Insurance change - what is covered?

fitzdc
fitzdc Member Posts: 1,467

I have been covered under a very expensive COBRA policy for 5 months. and before that a work/group policy for more than one year.  Now, my DH's employer is having open enrollment and we are considering enrolling me on his insurance (did not do in the past as we both had good insurance through employers; that changed once my work ended and I went from a 100 dollar a month payment to over 600 per month).  We have worked out the math part and even though I have reached my deductible and my out of pocket max on my insurance, the cost savings with switching is worth it.

Will all my upcoming treatments (revision surgery, oncology appointments, nipple placement, etc,) be covered if  switch insurance? 

Comments

  • lago
    lago Member Posts: 17,186
    edited March 2012

    Yes as long as there isn't  a gap of more than 30 (or maybe 60) days. This is one of the new laws passed and in effect for healthcare. If you have no gap pre-existing conditions are covered. Just be sure there isn't a 1-2 month wait period at your husband's insurance. If there is you want to continue coverage with the old insurance during the wait period.

  • fitzdc
    fitzdc Member Posts: 1,467
    edited March 2012

    Thanks!  That is what I thought - DH is going to speak to his HR and get it in writing, too.  The good thing is his insurance coverage  in network is the same as my in-network so switching wont be so troubling.  Now, if I could just find a job!

  • cycle-path
    cycle-path Member Posts: 1,502
    edited March 2012

    Yes, do talk to HR and get it in writing!

  • fitzdc
    fitzdc Member Posts: 1,467
    edited March 2012

    Thanks --- HR is calling the insurance company to get it all in writing.  This comes at a good time.  My insurance company is beginning to question everything now- they just denied tests ordered by the MO.

  • fitzdc
    fitzdc Member Posts: 1,467
    edited March 2012

    To follow up - my insurance will change on April 1 with no waiting period.  Treatment moving forward will be covered.  And my current doctors are in network with new insurance company.   A huge relief!

  • fitzdc
    fitzdc Member Posts: 1,467
    edited July 2012

    Folllow up -- bill in amount of $22,191 (plus other bills for lab and follow up) for Stage 2 recon. was denied.  This after checking with insurance company to verifly that once I switched over everything would be covered.  I had creditable covereage for 2 years, no gap in coverage----It seems strange (and mean) for them to deny at this point.

  • Char2010
    Char2010 Member Posts: 532
    edited July 2012

    Your doctor needs to appeal. Also, your husband's HR person should be able to intervine.

  • lago
    lago Member Posts: 17,186
    edited July 2012
    fitzdc I had issues with my insurance not covering the PS but covering everything else for the bmx. Ended up that there is a general code for reconstruction but then a bunch of specific ones like one for the TE placement, different one for the implants, etc. I would call and find out exactly if it's a coding issue. By law they have to cover reconstruction. I know my PS's office was yelling at them about this. I finally found out it was a code issue.
  • fitzdc
    fitzdc Member Posts: 1,467
    edited July 2012

    Thanks ladies.  it seems like for every step forward, there is some hoop that needs to be jumped, too. 

  • Anonymous
    Anonymous Member Posts: 1,376
    edited August 2012

    I live in Ohio. My husband changed jobs on August 1, 2012. Insurance stopped on July 31, and new insurance goes into effect on Oct. 1, will there be a pre-existing?

  • lago
    lago Member Posts: 17,186
    edited August 2012

    Soteria I would check with your husband's soon to be new carrier. You might be OK if it's only a 60 day lapse but I'm not sure if that goes by state. Some states it might be less. If you go lapse beyond what ever the time period is the precondition will not be covered for a certain time period (could be a year+ or-). You will still be covered for anything new.

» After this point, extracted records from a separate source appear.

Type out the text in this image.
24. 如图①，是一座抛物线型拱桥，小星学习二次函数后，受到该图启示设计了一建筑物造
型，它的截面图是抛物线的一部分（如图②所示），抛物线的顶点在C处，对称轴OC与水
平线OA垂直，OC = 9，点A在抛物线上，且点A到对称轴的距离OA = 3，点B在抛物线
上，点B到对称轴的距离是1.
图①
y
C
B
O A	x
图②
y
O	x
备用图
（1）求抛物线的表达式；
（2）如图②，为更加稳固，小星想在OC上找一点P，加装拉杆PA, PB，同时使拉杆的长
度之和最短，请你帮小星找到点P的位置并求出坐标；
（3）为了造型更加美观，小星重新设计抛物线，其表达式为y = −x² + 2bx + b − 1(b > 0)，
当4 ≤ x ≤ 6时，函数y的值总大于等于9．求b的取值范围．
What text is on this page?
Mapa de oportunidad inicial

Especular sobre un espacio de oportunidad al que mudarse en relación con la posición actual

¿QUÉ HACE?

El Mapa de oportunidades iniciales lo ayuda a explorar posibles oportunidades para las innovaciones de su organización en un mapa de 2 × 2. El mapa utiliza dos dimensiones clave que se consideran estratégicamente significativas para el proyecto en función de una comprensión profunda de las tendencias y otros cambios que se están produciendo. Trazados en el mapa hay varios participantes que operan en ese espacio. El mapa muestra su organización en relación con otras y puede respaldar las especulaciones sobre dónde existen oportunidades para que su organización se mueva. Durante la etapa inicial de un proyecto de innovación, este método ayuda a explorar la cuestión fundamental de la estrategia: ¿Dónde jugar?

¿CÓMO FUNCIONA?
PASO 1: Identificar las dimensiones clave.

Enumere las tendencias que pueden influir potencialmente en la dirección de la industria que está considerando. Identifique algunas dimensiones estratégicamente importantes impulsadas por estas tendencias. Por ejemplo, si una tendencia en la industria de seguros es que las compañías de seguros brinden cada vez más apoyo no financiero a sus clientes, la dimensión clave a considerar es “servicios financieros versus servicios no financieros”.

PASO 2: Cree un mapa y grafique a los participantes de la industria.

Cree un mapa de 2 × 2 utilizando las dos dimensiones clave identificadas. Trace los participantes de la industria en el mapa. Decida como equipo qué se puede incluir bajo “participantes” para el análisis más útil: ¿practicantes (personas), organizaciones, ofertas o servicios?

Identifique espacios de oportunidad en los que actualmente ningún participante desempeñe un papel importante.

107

    BTW call the ACS. They have a free 24 hour hotline. They will have the answer: 1.800.227.2345

  • itsjustme10
    itsjustme10 Member Posts: 796
    edited August 2012

    Check with his HR department - the group administrator should either know or be able to find out what your local laws are regarding gaps in coverage.  Is it too late to pay for COBRA from his prior job?  You're still in August, you might be able to do that for the 2 months, and that way you won't have a gap in coverage...

  • Megadotz
    Megadotz Member Posts: 302
    edited August 2012

    The federal law stipulates that 63 days is a significant break in service and that state laws may be more generous. 

    Here's a link to the Ohio Insurance commision healt insurance page:

    http://www.insurance.ohio.gov/Consumer/Pages/HealthCareReform.aspx

  • mdg
    mdg Member Posts: 3,571
    edited August 2012

    We were on my insurance when I got dx in Dec 2010.  I did surgeries and chemo and then we moved and I quit my job in August 2011.  I went on my DH's insurance at that time and finished reconstruction.  I had no issues with anything being covered.